Cara masuk islam yang mudah.
3.
Agama Islam mudah menyesuaikan diri.
4.
Pribadi dan Akhlak orang islam sangat
tinggi.
Penyebaran
islam pada mulanya hanya pada dua titik yaitu Sumatra Utara tepatnya di aceh dan
pesisir pantai Utara Jawa Tengah dan Jawa Timur seperti Rembang, Tubanng, dan
Gresik. Dari Sumatra Utara ini Islam menyebar ke Pedalaman Minangkabau
sementara di Sumatra Selatan Agama Islam berkembang melalui Banten.
Di
Pulau Jawa, Agama islam berkembang dan menyebar melalui kelompok orang – orang
penyebar agama Islam yaitu para wali, yang biasa dikenal dengan sebutan Walisongo (Wali Sembilan).
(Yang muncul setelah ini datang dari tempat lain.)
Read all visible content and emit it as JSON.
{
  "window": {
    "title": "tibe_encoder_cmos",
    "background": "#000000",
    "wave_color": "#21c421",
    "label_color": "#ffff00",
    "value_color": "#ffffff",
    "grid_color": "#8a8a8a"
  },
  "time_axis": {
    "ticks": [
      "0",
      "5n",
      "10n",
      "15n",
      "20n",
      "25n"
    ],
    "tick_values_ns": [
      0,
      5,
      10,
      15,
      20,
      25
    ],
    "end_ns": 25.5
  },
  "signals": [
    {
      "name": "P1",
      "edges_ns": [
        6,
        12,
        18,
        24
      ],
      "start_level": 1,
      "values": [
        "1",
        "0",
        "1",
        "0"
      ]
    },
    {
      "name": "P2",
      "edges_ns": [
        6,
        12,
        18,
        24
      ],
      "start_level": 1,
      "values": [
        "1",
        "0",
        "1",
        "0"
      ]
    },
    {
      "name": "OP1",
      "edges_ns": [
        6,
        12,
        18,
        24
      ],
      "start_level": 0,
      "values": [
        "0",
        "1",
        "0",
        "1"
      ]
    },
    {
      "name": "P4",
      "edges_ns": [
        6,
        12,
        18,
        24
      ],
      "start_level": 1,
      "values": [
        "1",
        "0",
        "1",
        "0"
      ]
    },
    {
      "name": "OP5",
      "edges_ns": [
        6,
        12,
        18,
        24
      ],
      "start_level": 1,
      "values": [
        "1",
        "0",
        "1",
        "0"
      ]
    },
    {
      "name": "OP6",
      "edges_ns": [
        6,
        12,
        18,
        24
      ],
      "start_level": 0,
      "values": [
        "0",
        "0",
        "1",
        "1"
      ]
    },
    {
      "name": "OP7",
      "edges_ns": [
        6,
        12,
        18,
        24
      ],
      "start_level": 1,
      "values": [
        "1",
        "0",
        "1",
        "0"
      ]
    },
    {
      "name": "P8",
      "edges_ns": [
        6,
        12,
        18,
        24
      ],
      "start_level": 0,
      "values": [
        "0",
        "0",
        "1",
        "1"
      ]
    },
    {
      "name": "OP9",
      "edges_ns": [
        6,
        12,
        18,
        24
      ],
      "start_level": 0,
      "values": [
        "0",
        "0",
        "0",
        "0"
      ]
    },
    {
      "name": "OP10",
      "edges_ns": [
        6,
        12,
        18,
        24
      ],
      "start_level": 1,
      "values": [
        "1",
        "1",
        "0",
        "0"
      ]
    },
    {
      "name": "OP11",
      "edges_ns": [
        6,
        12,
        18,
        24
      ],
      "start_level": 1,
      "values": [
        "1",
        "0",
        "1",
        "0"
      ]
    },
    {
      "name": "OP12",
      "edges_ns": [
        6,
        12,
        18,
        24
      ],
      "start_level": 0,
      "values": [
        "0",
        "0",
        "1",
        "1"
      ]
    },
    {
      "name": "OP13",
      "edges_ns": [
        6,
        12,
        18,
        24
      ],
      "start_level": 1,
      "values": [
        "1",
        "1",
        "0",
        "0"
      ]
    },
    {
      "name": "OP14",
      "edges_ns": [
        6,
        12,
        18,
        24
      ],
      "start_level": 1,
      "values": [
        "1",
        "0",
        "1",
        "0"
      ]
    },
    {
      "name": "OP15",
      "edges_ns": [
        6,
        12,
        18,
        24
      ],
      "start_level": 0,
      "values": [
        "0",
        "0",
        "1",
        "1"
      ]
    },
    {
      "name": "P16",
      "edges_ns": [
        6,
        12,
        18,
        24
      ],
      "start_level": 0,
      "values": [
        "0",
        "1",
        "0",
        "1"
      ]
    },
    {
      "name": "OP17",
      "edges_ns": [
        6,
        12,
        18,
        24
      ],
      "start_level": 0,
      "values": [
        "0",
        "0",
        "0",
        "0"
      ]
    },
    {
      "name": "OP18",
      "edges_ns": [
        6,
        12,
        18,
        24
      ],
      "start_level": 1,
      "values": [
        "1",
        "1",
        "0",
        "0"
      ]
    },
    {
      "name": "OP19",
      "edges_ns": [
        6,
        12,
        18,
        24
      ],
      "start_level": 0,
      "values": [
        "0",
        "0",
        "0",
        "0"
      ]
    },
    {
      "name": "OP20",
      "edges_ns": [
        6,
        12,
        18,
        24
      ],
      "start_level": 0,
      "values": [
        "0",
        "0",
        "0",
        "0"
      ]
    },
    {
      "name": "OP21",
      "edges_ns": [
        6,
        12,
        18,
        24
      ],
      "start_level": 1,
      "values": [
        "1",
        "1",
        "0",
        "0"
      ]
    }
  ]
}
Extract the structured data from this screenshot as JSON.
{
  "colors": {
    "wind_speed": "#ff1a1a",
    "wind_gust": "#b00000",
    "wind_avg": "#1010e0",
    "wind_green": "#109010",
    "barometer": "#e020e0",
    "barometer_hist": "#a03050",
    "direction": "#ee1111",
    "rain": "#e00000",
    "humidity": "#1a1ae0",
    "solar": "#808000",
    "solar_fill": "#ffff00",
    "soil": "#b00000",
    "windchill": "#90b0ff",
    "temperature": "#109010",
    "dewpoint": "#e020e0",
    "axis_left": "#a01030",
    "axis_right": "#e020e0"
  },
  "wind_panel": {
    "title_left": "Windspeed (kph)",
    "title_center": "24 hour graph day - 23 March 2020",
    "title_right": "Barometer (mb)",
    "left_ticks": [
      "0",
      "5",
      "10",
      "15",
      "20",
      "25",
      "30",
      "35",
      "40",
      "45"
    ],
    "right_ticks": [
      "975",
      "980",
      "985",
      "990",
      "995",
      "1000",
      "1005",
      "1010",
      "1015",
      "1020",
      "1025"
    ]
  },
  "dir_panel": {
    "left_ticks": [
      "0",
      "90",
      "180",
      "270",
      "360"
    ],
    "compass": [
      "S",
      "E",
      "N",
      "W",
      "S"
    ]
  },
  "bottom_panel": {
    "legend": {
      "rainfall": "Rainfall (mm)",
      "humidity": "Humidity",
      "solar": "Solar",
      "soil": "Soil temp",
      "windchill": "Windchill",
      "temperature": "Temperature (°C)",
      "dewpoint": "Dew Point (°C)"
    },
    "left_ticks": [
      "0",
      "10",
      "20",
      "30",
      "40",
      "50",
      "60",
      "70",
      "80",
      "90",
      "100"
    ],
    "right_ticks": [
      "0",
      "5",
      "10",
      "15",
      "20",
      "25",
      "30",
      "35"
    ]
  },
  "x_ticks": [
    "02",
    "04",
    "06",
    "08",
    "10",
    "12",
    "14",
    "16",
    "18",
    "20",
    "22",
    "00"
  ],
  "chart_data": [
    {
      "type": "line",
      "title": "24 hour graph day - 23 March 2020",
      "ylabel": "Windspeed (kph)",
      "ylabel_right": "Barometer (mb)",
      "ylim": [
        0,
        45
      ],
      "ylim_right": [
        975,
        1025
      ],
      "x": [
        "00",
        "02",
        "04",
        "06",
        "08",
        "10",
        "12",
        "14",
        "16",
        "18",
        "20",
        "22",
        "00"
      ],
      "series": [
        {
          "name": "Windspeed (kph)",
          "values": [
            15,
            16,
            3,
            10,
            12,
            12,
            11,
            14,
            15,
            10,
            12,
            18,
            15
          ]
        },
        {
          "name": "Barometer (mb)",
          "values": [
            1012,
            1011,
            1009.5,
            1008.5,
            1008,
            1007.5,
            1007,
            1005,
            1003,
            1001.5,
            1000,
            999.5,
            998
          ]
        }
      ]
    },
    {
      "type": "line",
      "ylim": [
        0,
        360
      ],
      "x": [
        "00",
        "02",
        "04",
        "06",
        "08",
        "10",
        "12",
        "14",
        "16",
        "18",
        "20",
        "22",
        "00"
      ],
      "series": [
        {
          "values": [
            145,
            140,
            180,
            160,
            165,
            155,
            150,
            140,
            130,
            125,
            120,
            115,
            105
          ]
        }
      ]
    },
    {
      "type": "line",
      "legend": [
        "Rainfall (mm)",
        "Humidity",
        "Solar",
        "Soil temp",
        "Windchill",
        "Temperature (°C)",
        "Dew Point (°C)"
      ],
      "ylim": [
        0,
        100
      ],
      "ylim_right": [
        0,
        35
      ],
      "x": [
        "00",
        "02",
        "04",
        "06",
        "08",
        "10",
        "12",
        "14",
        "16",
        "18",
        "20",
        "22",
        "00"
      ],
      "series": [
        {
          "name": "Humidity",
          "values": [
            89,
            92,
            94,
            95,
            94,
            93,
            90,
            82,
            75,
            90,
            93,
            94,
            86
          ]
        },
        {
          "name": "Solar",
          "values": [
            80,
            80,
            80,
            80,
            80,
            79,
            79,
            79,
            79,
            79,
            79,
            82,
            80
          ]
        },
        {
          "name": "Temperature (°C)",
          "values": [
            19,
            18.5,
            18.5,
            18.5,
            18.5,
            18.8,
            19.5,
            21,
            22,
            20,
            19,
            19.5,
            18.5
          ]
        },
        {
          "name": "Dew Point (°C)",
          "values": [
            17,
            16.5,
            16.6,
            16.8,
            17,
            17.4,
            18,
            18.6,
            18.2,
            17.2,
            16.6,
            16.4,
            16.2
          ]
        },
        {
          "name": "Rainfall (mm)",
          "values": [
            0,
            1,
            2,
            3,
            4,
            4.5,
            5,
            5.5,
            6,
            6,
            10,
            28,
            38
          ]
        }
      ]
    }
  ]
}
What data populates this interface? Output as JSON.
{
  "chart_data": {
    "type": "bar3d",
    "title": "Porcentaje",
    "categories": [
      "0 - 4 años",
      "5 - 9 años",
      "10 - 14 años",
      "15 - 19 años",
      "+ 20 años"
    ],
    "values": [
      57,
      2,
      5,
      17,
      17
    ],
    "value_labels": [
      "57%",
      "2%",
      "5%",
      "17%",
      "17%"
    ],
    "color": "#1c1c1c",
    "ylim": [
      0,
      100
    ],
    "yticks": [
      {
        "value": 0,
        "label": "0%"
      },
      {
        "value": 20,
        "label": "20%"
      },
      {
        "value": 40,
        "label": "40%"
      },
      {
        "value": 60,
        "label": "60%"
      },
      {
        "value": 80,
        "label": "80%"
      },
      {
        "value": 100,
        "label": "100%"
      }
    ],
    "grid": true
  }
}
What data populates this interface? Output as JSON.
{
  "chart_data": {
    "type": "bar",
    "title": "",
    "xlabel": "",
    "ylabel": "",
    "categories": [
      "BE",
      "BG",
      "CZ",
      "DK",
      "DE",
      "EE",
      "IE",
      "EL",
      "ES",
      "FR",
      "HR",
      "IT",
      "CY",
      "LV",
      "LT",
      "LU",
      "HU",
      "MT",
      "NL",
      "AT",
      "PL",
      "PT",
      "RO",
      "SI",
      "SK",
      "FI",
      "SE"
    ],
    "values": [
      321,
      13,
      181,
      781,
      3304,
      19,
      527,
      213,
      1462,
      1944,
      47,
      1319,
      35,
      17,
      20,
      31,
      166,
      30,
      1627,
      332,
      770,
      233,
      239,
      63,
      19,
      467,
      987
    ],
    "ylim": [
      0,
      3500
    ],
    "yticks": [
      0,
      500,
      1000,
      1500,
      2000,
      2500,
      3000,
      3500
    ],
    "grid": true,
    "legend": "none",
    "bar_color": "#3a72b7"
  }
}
Dengan
perantara mereka inilah Islam di Demak, Pajang Mataram dan Banten, akhirnya
sampai merata di Pulau jawa. Dengan Masuknya agama Islam di Tanah Air maka
hukum- hukumnya juga turut serta didalamnya.
Hukum
Islam terdiri dari tiga aspek yang satu dengan yang lainnya dapat dibedakan
tapi tidak dapat dipisahkan. Ketiga aspek yang dimaksud adalah, aspek akidah,
aspek syariat, dan aspek filsafat.Di antara ketiga aspek tersebut yang paling
penting adalah aspek syariatnya/ aspek hukumnya, oleh karena aspek hukum
tersebut merupakan jiwa agama islam.
b.
Masa Pemerintahan Hindia belanda
Pada
masa pemerintahan hindia Belanda mulai berkuasa Indonesia hukun islam telah
berkembang sedemikian pesatnya. Hal ini dapat dilihat bahwa di daerah-daerah
yang masyarakatnya mayoritas agama Islam pengaruhnya sangat menonjol.
Di
samping hukum Islam, Hukum adat sebagai suatu sistem hukum juga berlaku
ditengah-tengah masyrakat sebagai hukum yang tumbuh dan berkembang berdasrkan
alam fikiran bangsa Indonesia. Antara kedua sistem hukum itu dalam perkembangannya
saling mempengaruhi, seolah diantara keduanya terjadi singkronisasi.
Dengan
berdasarkan pada teori pemerintahan Hindia belanda berhasil memperkecil peranan
Hukum Islam dalam hukum positif, sehingga hanya terbatas pada hukum perkawinan
dan perceraian serta mengenai badan hukum yang berbentuk wakaf, Hibah, Wasiat
dan Shadakah.
Sebagai
konsekuensi diakuinya Hukum Islam dalam peraturan peraundang – undangan Hindia
belanda sebagimana tercantum dalam beberapa pasal RR dan IS.
c.
Masa Sesudah Kemerdekaan
Sesudah
proklamasi kemerdekaan, perkembangan hukum islam lebih maju lagi dibandingkan
dengan keadaannya pada tahun – tahun sebelum kemerdekaan.
Pasal
29 ayat (2) UUD 1945 ditegaskan Bahwa Negara Republik Indonesia menjamin
kemerdekaan tiap – tiap penduduk untuk memeluk agama dan kepercayaannya itu.
Sebagai
salah satu bentuk dari kemerdekaan beragama sebagai mana terantum dalam pasal
29 ayat (2), maka pada tanggal 3 Januari 1946 dibentuklah Departemen Agama yang
bertugas mengurus berbagai urusan yang menyangkut masalah – masalah keagamaan (
termasuk hukum agama ) di Indonesia.
Dalam
perkembangan selanjutnya beberapa bidang hukum islam telah dinyatakan diterima
dalam hukum nasional sebagai hukum positif seperti Hukum Perkawinan dalam UU No
1 Tahun 1874.
Pembentukan
berbagai pesantren dan madrasah-madrasah islamiyah bernafaskan Islam turut
menjadi warna tersendiri terhadap perkembangan Hukum Islam di Indonesia.[3]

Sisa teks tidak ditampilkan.